Dominguez saw junk food make an almost immediate impact during the second experiment. “I was surprised to see how quickly the ants reacted to us placing chip crumbs on the ground,” Dominguez says. “Within 30 seconds of putting the crumbs down, there would suddenly be many ants. They wouldn’t react as quickly to the seeds in my experience.”
The final experiment tested how distance affected ant behavior. In 12 seed depots, potato chip crumbs were placed right up against the petri dish, and for another 12, they were placed either about one foot or two feet away. Ants were distracted to the same extent if chips were next to or a foot away from seeds, but the effect waned at two feet.
Gálvez plans to replicate the experiments and test in multiple urban and forest locations, and he hopes to investigate the effects of a junk food diet on ant physiology. Further, these experiments were performed during the day, and Gálvez wants to see how nocturnal ants would behave.
Although ants transport them, oat seeds don’t have elaiosomes. Clint Penick, an insect ecologist and assistant professor at Auburn University who was not involved in the study, says, “It would be interesting to see if the same results hold up for elaiosome-style seeds like trillium and bloodroot as they do with the oat seed.”
Ants can become so distracted by junk food that they neglect to disperse plant seeds, but the big question is: How much does this matter to real-world ecosystems?
“Plants don’t move, so in a lot of cases, they need animals to help them get where they need to be,” says Penick.

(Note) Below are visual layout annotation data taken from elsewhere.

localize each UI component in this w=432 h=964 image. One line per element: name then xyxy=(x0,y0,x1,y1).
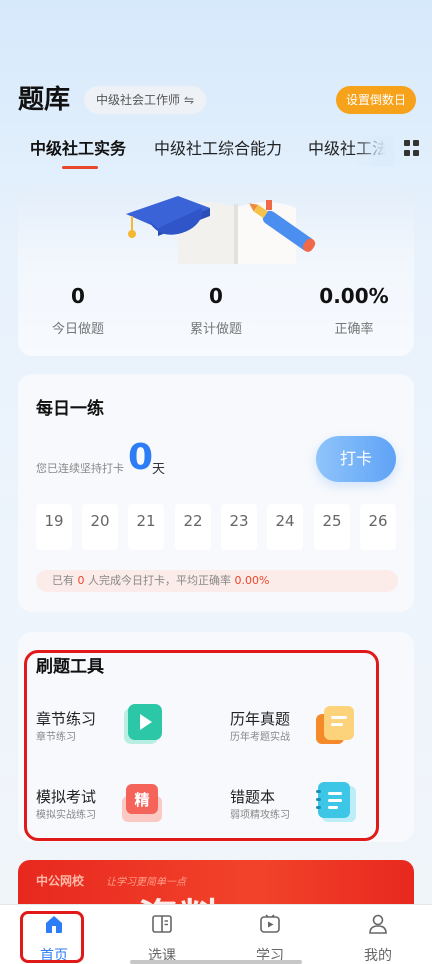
day-cell[interactable]: 25 xyxy=(314,504,350,550)
stat-total-label: 累计做题 xyxy=(189,322,242,337)
day-cell[interactable]: 26 xyxy=(360,504,396,550)
day-calendar: 19 20 21 22 23 24 25 26 xyxy=(36,504,398,550)
home-indicator xyxy=(130,960,302,964)
stat-today-label: 今日做题 xyxy=(51,322,104,337)
day-cell[interactable]: 21 xyxy=(128,504,164,550)
subject-tabs: 中级社工实务 中级社工综合能力 中级社工法 xyxy=(18,136,420,172)
day-cell[interactable]: 19 xyxy=(36,504,72,550)
daily-practice-card: 每日一练 您已连续坚持打卡 0 天 打卡 19 20 21 22 23 24 2… xyxy=(18,374,414,612)
daily-practice-title: 每日一练 xyxy=(36,399,104,419)
summary-rate: 0.00% xyxy=(234,574,270,587)
summary-count: 0 xyxy=(77,574,85,587)
swap-icon: ⇋ xyxy=(184,93,195,107)
checkin-button[interactable]: 打卡 xyxy=(316,436,396,482)
video-icon xyxy=(260,914,280,933)
stat-accuracy-value: 0.00% xyxy=(319,284,389,308)
tab-active-indicator xyxy=(62,166,98,169)
day-cell[interactable]: 23 xyxy=(221,504,257,550)
stat-total: 0 累计做题 xyxy=(156,282,276,337)
nav-profile[interactable]: 我的 xyxy=(348,913,408,964)
book-icon xyxy=(152,915,172,933)
day-cell[interactable]: 20 xyxy=(82,504,118,550)
exam-name: 中级社会工作师 xyxy=(96,93,181,107)
nav-study[interactable]: 学习 xyxy=(240,913,300,964)
tools-highlight-annotation xyxy=(24,650,379,841)
streak-count: 0 xyxy=(128,437,154,478)
daily-summary: 已有 0 人完成今日打卡，平均正确率 0.00% xyxy=(36,570,398,592)
set-countdown-button[interactable]: 设置倒数日 xyxy=(335,86,416,114)
banner-logo: 中公网校 xyxy=(36,874,85,888)
exam-switch-button[interactable]: 中级社会工作师 ⇋ xyxy=(84,86,207,114)
streak-unit: 天 xyxy=(152,462,166,477)
stat-accuracy: 0.00% 正确率 xyxy=(294,282,414,337)
day-cell[interactable]: 22 xyxy=(175,504,211,550)
stat-accuracy-label: 正确率 xyxy=(334,322,374,337)
user-icon xyxy=(369,914,387,934)
grid-menu-icon[interactable] xyxy=(404,140,420,156)
stat-total-value: 0 xyxy=(209,284,223,308)
stat-today: 0 今日做题 xyxy=(18,282,138,337)
page-title: 题库 xyxy=(18,85,71,115)
tab-practice[interactable]: 中级社工实务 xyxy=(30,136,126,162)
graduation-book-illustration xyxy=(126,196,316,264)
stats-card: 0 今日做题 0 累计做题 0.00% 正确率 xyxy=(18,186,414,356)
nav-courses[interactable]: 选课 xyxy=(132,913,192,964)
day-cell[interactable]: 24 xyxy=(267,504,303,550)
home-nav-highlight-annotation xyxy=(20,911,84,963)
stat-today-value: 0 xyxy=(71,284,85,308)
header: 题库 中级社会工作师 ⇋ 设置倒数日 xyxy=(18,82,416,118)
streak-label: 您已连续坚持打卡 xyxy=(36,462,124,475)
tab-comprehensive[interactable]: 中级社工综合能力 xyxy=(154,136,282,162)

Ants distracted by junk food could shift the balance in ecosystems and reduce the number of plants in certain environments.
“This seems like it is on such a small scale that it might feel insignificant, but in locations where there are thousands of people every day dropping leftovers, it definitely could have an impact on the dynamics of dispersal, especially for those plants that depend on ant activity for their dispersal,” says Gálvez.
Dominguez agrees: “I think the most important takeaway of the study is to be mindful of how even small amounts of human disturbance can have an effect on animals and the broad-ranging ecosystem services they provide. It can snowball pretty quickly.”